FLY ON DAWGZ: Steelemas arrived for us early--because twice a year, we clean Phil's gutters--and in it, a stunning surprise that, in retrospect, shouldn't be that shocking: the Bulldogs listed at number three on Phil's surprise teams of 2010. Fly, you filthy inbred droolers, fly!
Doug and ourselves have discussed making a mock-rapper for the UGA set named "Stroke Dawg" after the UGA cartoon logo where, to be fair, it really does look like UGA has a drooping lip common to stroke victims. He'd spit game with a slur, and tell truthful tales of the difficulty he has negotiating stairs and other difficult daily challenges of strokedom. He'd also remind you that even with half a dick, he could turn your girl out better than she ever knew before.
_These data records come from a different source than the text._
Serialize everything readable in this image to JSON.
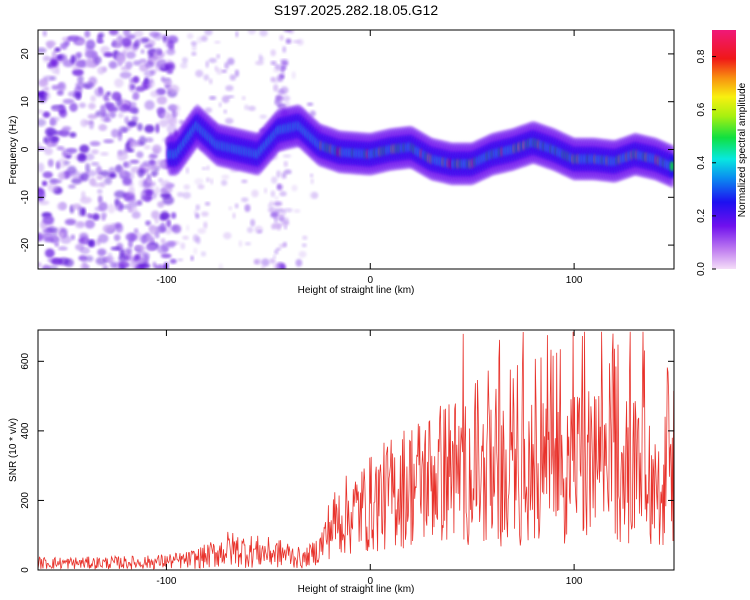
{
  "title": "S197.2025.282.18.05.G12",
  "chart_data": [
    {
      "type": "heatmap",
      "xlabel": "Height of straight line (km)",
      "ylabel": "Frequency (Hz)",
      "xlim": [
        -163,
        149
      ],
      "ylim": [
        -25,
        25
      ],
      "xticks": [
        -100,
        0,
        100
      ],
      "yticks": [
        -20,
        -10,
        0,
        10,
        20
      ],
      "xtick_labels": [
        "-100",
        "0",
        "100"
      ],
      "ytick_labels": [
        "-20",
        "-10",
        "0",
        "10",
        "20"
      ],
      "colorbar": {
        "label": "Normalized spectral amplitude",
        "range": [
          0,
          0.9
        ],
        "ticks": [
          0,
          0.2,
          0.4,
          0.6,
          0.8
        ],
        "tick_labels": [
          "0.0",
          "0.2",
          "0.4",
          "0.6",
          "0.8"
        ]
      },
      "ridge": {
        "x": [
          -95,
          -85,
          -75,
          -65,
          -55,
          -45,
          -35,
          -25,
          -15,
          0,
          10,
          20,
          30,
          40,
          50,
          60,
          70,
          80,
          90,
          100,
          110,
          120,
          130,
          140,
          148
        ],
        "y": [
          -1,
          5,
          1,
          0,
          -1,
          4,
          5,
          1,
          -0.5,
          -1,
          0,
          0.5,
          -2,
          -3,
          -3,
          -1,
          0,
          1.5,
          0,
          -2,
          -2,
          -2.5,
          -1,
          -2,
          -3.5
        ]
      }
    },
    {
      "type": "line",
      "xlabel": "Height of straight line (km)",
      "ylabel": "SNR (10 * v/v)",
      "xlim": [
        -163,
        149
      ],
      "ylim": [
        0,
        690
      ],
      "xticks": [
        -100,
        0,
        100
      ],
      "yticks": [
        0,
        200,
        400,
        600
      ],
      "xtick_labels": [
        "-100",
        "0",
        "100"
      ],
      "ytick_labels": [
        "0",
        "200",
        "400",
        "600"
      ],
      "color": "#e8322b",
      "envelope": {
        "x": [
          -163,
          -140,
          -110,
          -90,
          -80,
          -70,
          -60,
          -50,
          -40,
          -33,
          -25,
          -20,
          -15,
          -10,
          0,
          10,
          20,
          30,
          40,
          50,
          60,
          70,
          80,
          90,
          100,
          110,
          120,
          130,
          140,
          149
        ],
        "y": [
          20,
          20,
          22,
          28,
          40,
          60,
          55,
          50,
          45,
          30,
          60,
          120,
          150,
          160,
          190,
          220,
          250,
          270,
          290,
          280,
          270,
          270,
          280,
          290,
          300,
          300,
          300,
          290,
          280,
          240
        ]
      }
    }
  ]
}
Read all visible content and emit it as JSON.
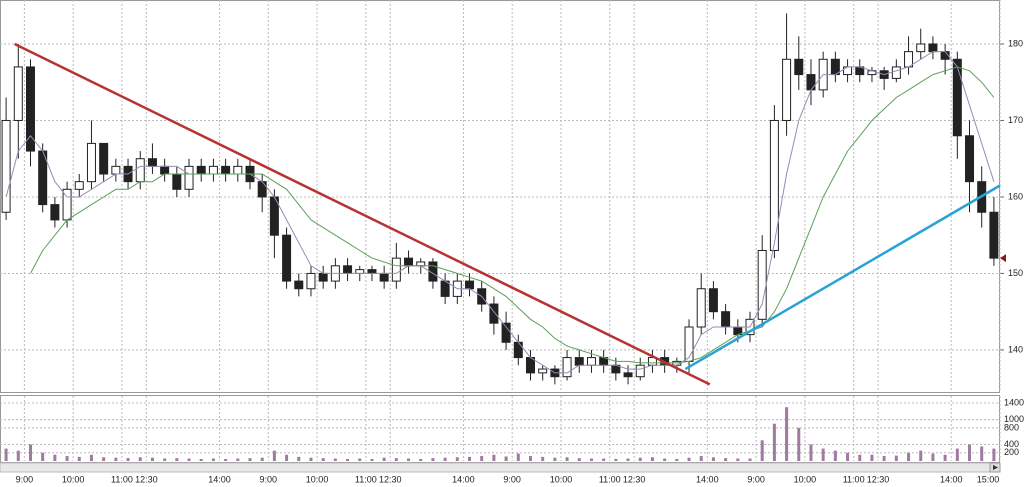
{
  "chart_data": {
    "type": "candlestick",
    "xlim": [
      0,
      82
    ],
    "xticks": [
      {
        "value": 2,
        "label": "9:00"
      },
      {
        "value": 6,
        "label": "10:00"
      },
      {
        "value": 10,
        "label": "11:00"
      },
      {
        "value": 12,
        "label": "12:30"
      },
      {
        "value": 18,
        "label": "14:00"
      },
      {
        "value": 22,
        "label": "9:00"
      },
      {
        "value": 26,
        "label": "10:00"
      },
      {
        "value": 30,
        "label": "11:00"
      },
      {
        "value": 32,
        "label": "12:30"
      },
      {
        "value": 38,
        "label": "14:00"
      },
      {
        "value": 42,
        "label": "9:00"
      },
      {
        "value": 46,
        "label": "10:00"
      },
      {
        "value": 50,
        "label": "11:00"
      },
      {
        "value": 52,
        "label": "12:30"
      },
      {
        "value": 58,
        "label": "14:00"
      },
      {
        "value": 62,
        "label": "9:00"
      },
      {
        "value": 66,
        "label": "10:00"
      },
      {
        "value": 70,
        "label": "11:00"
      },
      {
        "value": 72,
        "label": "12:30"
      },
      {
        "value": 78,
        "label": "14:00"
      },
      {
        "value": 82,
        "label": "15:00"
      }
    ],
    "ylim": [
      134.5,
      185.75
    ],
    "yticks": [
      140,
      150,
      160,
      170,
      180
    ],
    "grid": true,
    "up_color": "#ffffff",
    "down_color": "#222222",
    "open": [
      158,
      170,
      177,
      166,
      159,
      157,
      161,
      162,
      167,
      163,
      164,
      162,
      165,
      164,
      163,
      161,
      164,
      163,
      164,
      163,
      164,
      162,
      160,
      155,
      149,
      148,
      150,
      149,
      151,
      150,
      150.5,
      150,
      149,
      152,
      151,
      151.5,
      149,
      147,
      149,
      148,
      146,
      143.5,
      141,
      139,
      137,
      137.5,
      136.5,
      139,
      138,
      139,
      138,
      137,
      136.5,
      138,
      139,
      138,
      138.5,
      143,
      148,
      145,
      143,
      142,
      144,
      153,
      170,
      178,
      176,
      174,
      178,
      176,
      177,
      176,
      176.5,
      175.5,
      177,
      179,
      180,
      179,
      178,
      168,
      162,
      158
    ],
    "high": [
      173,
      180,
      178,
      167,
      160,
      162,
      163,
      170,
      167,
      165,
      165,
      166,
      167,
      165,
      164,
      165,
      165,
      165,
      165,
      165,
      165,
      163,
      161,
      156,
      150,
      151,
      151,
      152,
      152,
      151,
      151,
      151,
      154,
      153,
      152,
      152,
      150,
      150,
      150,
      149,
      147,
      145,
      142,
      140,
      138,
      138,
      140,
      140,
      140,
      140,
      139,
      138,
      139,
      140,
      140,
      139,
      144,
      150,
      149,
      146,
      144,
      145,
      155,
      172,
      184,
      181,
      178,
      179,
      179,
      178,
      178,
      177,
      177,
      178,
      181,
      182,
      181,
      180,
      179,
      170,
      164,
      160
    ],
    "low": [
      157,
      165,
      164,
      158,
      156,
      156,
      160,
      161,
      162,
      162,
      161,
      161,
      163,
      162,
      160,
      160,
      162,
      162,
      162,
      162,
      161,
      158,
      152,
      148,
      147,
      147,
      148,
      148,
      149,
      149,
      149,
      148,
      148,
      150,
      150,
      148,
      146,
      146,
      147,
      145,
      142,
      140,
      138,
      136,
      136,
      135.5,
      136,
      137,
      137,
      137,
      136,
      135.5,
      136,
      137,
      137,
      137,
      137,
      142,
      144,
      142,
      141,
      141,
      143,
      152,
      168,
      174,
      172,
      173,
      175,
      175,
      175,
      175,
      174,
      175,
      176,
      178,
      178,
      176,
      165,
      158,
      156,
      151
    ],
    "close": [
      170,
      177,
      166,
      159,
      157,
      161,
      162,
      167,
      163,
      164,
      162,
      165,
      164,
      163,
      161,
      164,
      163,
      164,
      163,
      164,
      162,
      160,
      155,
      149,
      148,
      150,
      149,
      151,
      150,
      150.5,
      150,
      149,
      152,
      151,
      151.5,
      149,
      147,
      149,
      148,
      146,
      143.5,
      141,
      139,
      137,
      137.5,
      136.5,
      139,
      138,
      139,
      138,
      137,
      136.5,
      138,
      139,
      138,
      138.5,
      143,
      148,
      145,
      143,
      142,
      144,
      153,
      170,
      178,
      176,
      174,
      178,
      176,
      177,
      176,
      176.5,
      175.5,
      177,
      179,
      180,
      179,
      178,
      168,
      162,
      158,
      152
    ],
    "lines": [
      {
        "color": "#9a8ab4",
        "values": [
          160,
          166,
          168,
          166,
          162,
          160,
          160,
          161,
          162,
          163,
          163,
          164,
          164,
          164,
          164,
          163,
          163,
          163,
          163,
          163,
          163,
          162,
          160,
          157,
          154,
          151,
          150,
          150,
          150,
          150,
          150,
          150,
          150,
          151,
          151,
          150,
          149,
          148,
          148,
          147,
          145,
          143,
          141,
          139,
          138,
          137,
          137,
          138,
          138,
          138,
          138,
          137.5,
          137.5,
          138,
          138,
          138,
          139,
          142,
          143,
          143,
          143,
          143,
          146,
          154,
          163,
          170,
          174,
          176,
          176,
          177,
          177,
          176.5,
          176,
          176.5,
          177,
          178,
          179,
          179,
          177,
          172,
          167,
          162
        ]
      },
      {
        "color": "#5aa05a",
        "values": [
          null,
          null,
          150,
          153,
          155,
          157,
          158,
          159,
          160,
          161,
          161,
          162,
          162,
          163,
          163,
          163,
          163,
          163,
          163,
          163,
          163,
          163,
          162,
          161,
          159,
          157,
          156,
          155,
          154,
          153,
          152,
          151.5,
          151,
          151,
          151,
          151,
          150.5,
          150,
          149.5,
          149,
          148,
          147,
          145.5,
          144,
          143,
          141.5,
          140.5,
          140,
          139.5,
          139,
          138.5,
          138.5,
          138.3,
          138.3,
          138.3,
          138.3,
          138.5,
          139,
          140,
          141,
          142,
          142.5,
          143,
          145,
          148,
          152,
          156,
          160,
          163,
          166,
          168,
          170,
          171.5,
          173,
          174,
          175,
          176,
          176.5,
          177,
          176.5,
          175,
          173
        ]
      }
    ],
    "trendlines": [
      {
        "color": "#b83232",
        "x": [
          1.2,
          58.2
        ],
        "y": [
          180,
          135.5
        ]
      },
      {
        "color": "#2aa2d8",
        "x": [
          56.2,
          82
        ],
        "y": [
          137.5,
          161.5
        ]
      }
    ],
    "volume": [
      300,
      250,
      400,
      200,
      150,
      120,
      100,
      150,
      90,
      80,
      70,
      90,
      80,
      60,
      70,
      60,
      50,
      60,
      50,
      60,
      70,
      80,
      250,
      150,
      100,
      80,
      70,
      60,
      50,
      60,
      50,
      80,
      70,
      60,
      50,
      70,
      80,
      90,
      100,
      120,
      150,
      110,
      180,
      120,
      100,
      80,
      90,
      70,
      60,
      60,
      50,
      60,
      80,
      90,
      60,
      50,
      80,
      120,
      90,
      70,
      60,
      60,
      500,
      900,
      1300,
      800,
      400,
      300,
      250,
      200,
      150,
      150,
      120,
      130,
      200,
      250,
      180,
      150,
      300,
      400,
      350,
      300
    ],
    "volume_color": "#a07aa0",
    "volume_lim": [
      0,
      1570
    ],
    "volume_ticks": [
      200,
      400,
      800,
      1000,
      1400
    ]
  }
}
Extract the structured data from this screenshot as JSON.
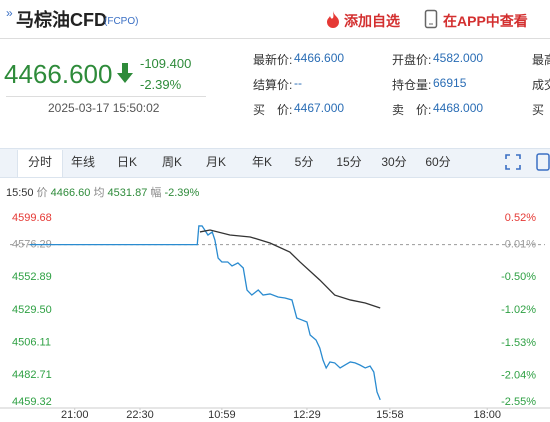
{
  "header": {
    "title": "马棕油CFD",
    "code": "(FCPO)",
    "actions": [
      "添加自选",
      "在APP中查看"
    ]
  },
  "quote": {
    "price": "4466.600",
    "change": "-109.400",
    "change_pct": "-2.39%",
    "time": "2025-03-17 15:50:02"
  },
  "fields": [
    [
      {
        "label": "最新价:",
        "value": "4466.600"
      },
      {
        "label": "开盘价:",
        "value": "4582.000"
      },
      {
        "label": "最高",
        "value": ""
      }
    ],
    [
      {
        "label": "结算价:",
        "value": "--"
      },
      {
        "label": "持仓量:",
        "value": "66915"
      },
      {
        "label": "成交",
        "value": ""
      }
    ],
    [
      {
        "label": "买　价:",
        "value": "4467.000"
      },
      {
        "label": "卖　价:",
        "value": "4468.000"
      },
      {
        "label": "买",
        "value": ""
      }
    ]
  ],
  "tabs": [
    "分时",
    "年线",
    "日K",
    "周K",
    "月K",
    "年K",
    "5分",
    "15分",
    "30分",
    "60分"
  ],
  "status": {
    "time": "15:50",
    "price_label": "价",
    "price": "4466.60",
    "avg_label": "均",
    "avg": "4531.87",
    "pct_label": "幅",
    "pct": "-2.39%"
  },
  "chart": {
    "type": "line",
    "ref": 4576.29,
    "up_color": "#e53935",
    "down_color": "#2ea043",
    "flat_color": "#999999",
    "ylim": [
      4459.32,
      4599.68
    ],
    "yticks": [
      4599.68,
      4576.29,
      4552.89,
      {
        "value": 4529.5,
        "label": "4529.50"
      },
      4506.11,
      4482.71,
      4459.32
    ],
    "y2lim": [
      -2.55,
      0.52
    ],
    "y2ticks": [
      {
        "value": 0.52,
        "label": "0.52%"
      },
      {
        "value": 0.01,
        "label": "0.01%"
      },
      {
        "value": -0.5,
        "label": "-0.50%"
      },
      {
        "value": -1.02,
        "label": "-1.02%"
      },
      {
        "value": -1.53,
        "label": "-1.53%"
      },
      {
        "value": -2.04,
        "label": "-2.04%"
      },
      {
        "value": -2.55,
        "label": "-2.55%"
      }
    ],
    "xlim": [
      0,
      100
    ],
    "xticks": [
      {
        "value": 12.1,
        "label": "21:00"
      },
      {
        "value": 24.3,
        "label": "22:30"
      },
      {
        "value": 39.6,
        "label": "10:59"
      },
      {
        "value": 55.5,
        "label": "12:29"
      },
      {
        "value": 71,
        "label": "15:58"
      },
      {
        "value": 89.2,
        "label": "18:00"
      }
    ],
    "series": [
      {
        "color": "#2a8bd0",
        "x": [
          3.7,
          35.0,
          35.3,
          35.9,
          36.4,
          37.0,
          37.8,
          38.3,
          38.9,
          39.6,
          40.7,
          41.5,
          42.6,
          43.6,
          44.3,
          45.2,
          46.4,
          47.3,
          48.6,
          50.1,
          51.4,
          52.7,
          53.6,
          54.6,
          55.5,
          56.1,
          57.2,
          57.9,
          58.5,
          59.1,
          59.8,
          60.7,
          61.7,
          62.6,
          63.6,
          64.5,
          65.4,
          66.4,
          67.3,
          68.0,
          68.6,
          69.2
        ],
        "values": [
          4576.3,
          4576.3,
          4589.7,
          4589.7,
          4586.8,
          4583.2,
          4585.4,
          4579.6,
          4566.7,
          4563.9,
          4563.9,
          4561.0,
          4563.2,
          4559.6,
          4543.8,
          4540.2,
          4543.8,
          4540.2,
          4541.0,
          4538.8,
          4538.1,
          4536.7,
          4523.8,
          4522.3,
          4520.9,
          4511.6,
          4508.0,
          4502.3,
          4493.7,
          4488.0,
          4492.3,
          4491.6,
          4488.0,
          4490.1,
          4492.3,
          4491.6,
          4490.1,
          4488.0,
          4489.4,
          4485.1,
          4470.8,
          4465.1
        ]
      },
      {
        "color": "#333333",
        "x": [
          35.5,
          37.4,
          41.1,
          44.9,
          48.6,
          52.3,
          54.2,
          57.9,
          60.7,
          63.6,
          66.4,
          69.2
        ],
        "values": [
          4585.4,
          4586.8,
          4583.2,
          4581.8,
          4577.5,
          4571.0,
          4563.9,
          4551.0,
          4540.2,
          4536.7,
          4534.5,
          4530.9
        ]
      }
    ]
  }
}
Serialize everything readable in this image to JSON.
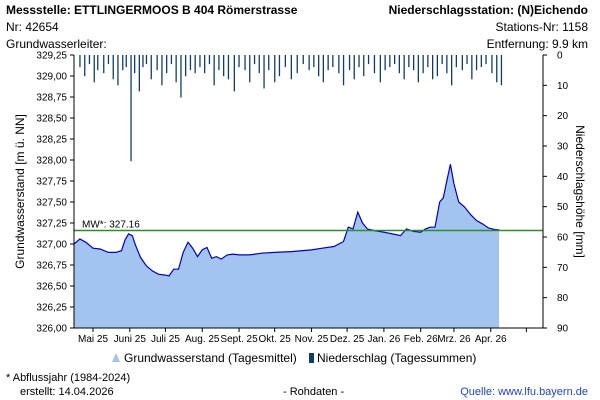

Uh--yes. Georgia's surprise team status.
As I chronicled earlier, Mark Richt does well when epectations are low and my #3 Surprise Team the Georgia Bulldogs don't even figure to be in the preseason top 20 this year.
It's completely valid, especially with that O-line (the best in the conference) and Richt's usual tight-pantied playcalling benefitting Aaron Murray and his inexperience. The lack of pass rush should still terrify anyone hoping UGA's defense will be less sieve-like this year, though the news that Todd Grantham actually believes in "playing the ball" and not "spacing out defenders in random triangles" bodes well for their chances. In the end, Willie Martinez seems to have been coaching soccer tactics, and if he'd like to replace Bob Bradley he can whenever he's ready.
JARVIS WILLIAMS, CONT'D. Jarvis Williams, Gator great and Miami dolphin safety, appears to have died of an asthma attack, not a heart attack. There's a nice quote by Louis Oliver in there, too.
SO EXCITED THESE GUYS ARE REALLY WORKING AND DOING THINGS. LIKIN' IT. The [NAME REDACTED] Mideast tour diary confirms your suspicions that he is a terse prose stylist, and not a terribly interesting one. This section amused us, though.
There was a submarine that just came in here. How about those guys?
Men, you gotta be like those men in submarines. Gotta be quiet. Gotta work together. We're underwater right now, moving silently under Purdue, who we trail by 17 at the half after four turnovers and three blown coverages in the secondary. Hey! Are you using a cell phone? SUBMARINES DON'T HAVE CELLPHONE RECEPTION!
/eats player's cellphone
/headbutts wall
/is knocked out
/team wins without him
SPEAKING OF: Yeah, he's on a hot seat. (On a submarine named Illinois.)
AHH DEMOGRAPHICS: Ivan Maisel has further depressing demographic info on the midwest and its effects on college football's landscape. We can't even be triumphalist southerners about this: the notion of losing ten percent of everything in your economy is devastating shit in any terms.
A MOMENT OF COMMUNITY OUTREACH: A moment of silence for one of our own: John Glaser, a self-confessed Kansas football and basketball geek, Jayhawk fan, Marine, father of two, Phog.net poster, and Shawnee firefighter who died looking for survivors in a house fire last Saturday in Kansas. There is a memorial fund set up for him if you would like to contribute, with all the info listed on the extremely moving memorial thread set up on Phog.net. Condolences don't cover it, but they're offered anyway.